Хоть тут повезло, коридор пустовал. Гурский, широко шагая, достиг двери расчетного отдела. Бывал он тут редко; Петровна, общественный кассир его отделения, получала деньги на всех. Вошел, быстрым взглядом обежал четырех сидящих в комнате женщин, поздоровался. Ему так же обыденно ответили, каких-либо «не таких» взглядов Гурский не заметил. Жанна, ей он в прошлом году удалял аппендикс, приветливо улыбнулась:

– Подходите, Дмитрий Глебович, у меня уже все для вас приготовлено.
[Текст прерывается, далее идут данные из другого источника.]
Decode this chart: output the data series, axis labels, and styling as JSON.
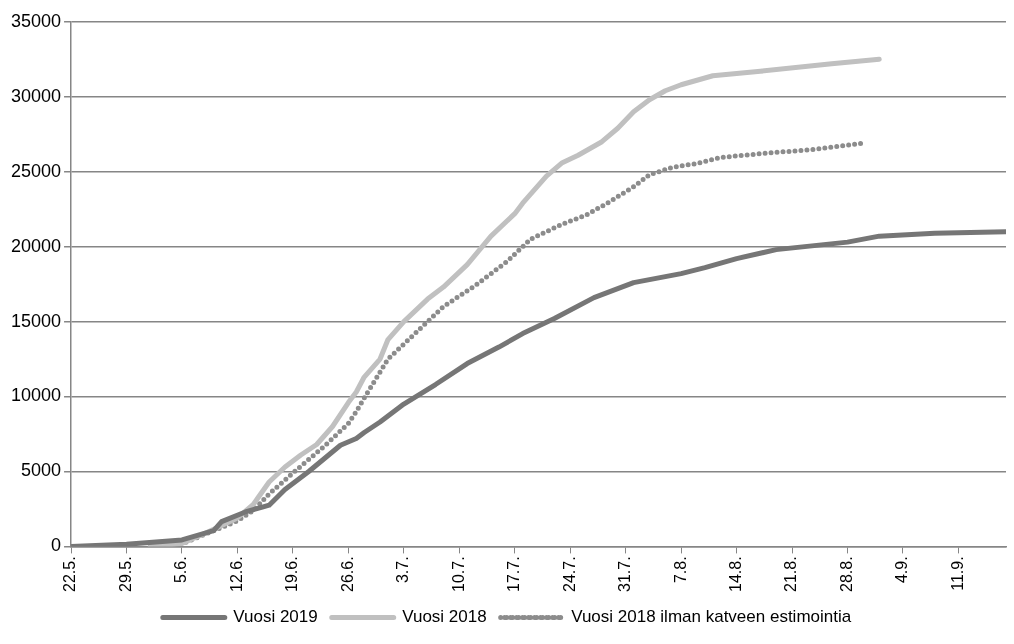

Кроме бухгалтеров, находилась тут еще какая-то незнакомая Гурскому женщина, тоже любопытства при его появлении не выказавшая.

Похоже, сюда слухи еще не докатились, – прикинул Дмитрий Глебович, – вряд ли все они тут столь деликатны.

– Я уже ордер заполнила, – щебетала Жанна, – вам только здесь расписаться – и сразу в кассу. Отдыхать куда-нибудь едете?

– Отдыхать еду, – нескладно ответил Гурский. И подосадовал на себя, что целое событие устроил из рядового посещения больницы. Будто в самом деле провинился перед кем-то. Небрежно расписался, улыбнулся Жанне, комплимент отвесил: – А вы всё хорошеете, Жанночка, от кавалеров, наверно, отбоя нет!

– Скажете тоже! – зарделась та. – Счастливо вам отдыхать!

– Всенепременно! – пообещал Гурский, взял бланк и легкой, уверенной походкой направился к двери. Но не сразу вышел, повернулся, спросил: – А что у вас за срочность такая? Мне сказали, чтобы поторопился, ведомость вам какую-то закрыть надо.

– Не знаю, – вскинула плечики Жанна, – это вы у моей начальницы спросите. Она только велела мне все быстренько подготовить, чтобы вы не ждали, не задерживались тут.

– Ну-ну, – повторил он ее движение плечами и вышел, слегка уже потускневший. К главному бухгалтеру о чем-либо спрашивать конечно же не пошел, двинулся к выходящему в коридор кассовому окошку, у которого с растущим недовольством увидел Бричкина, заведующего второй терапией, неугомонного говоруна и рассказчика анекдотов. Разминуться было невозможно, пришлось идти на заклание. А в том, что уж Бричкину-то вся история с кровью доподлинно известна, сомневаться не приходилось.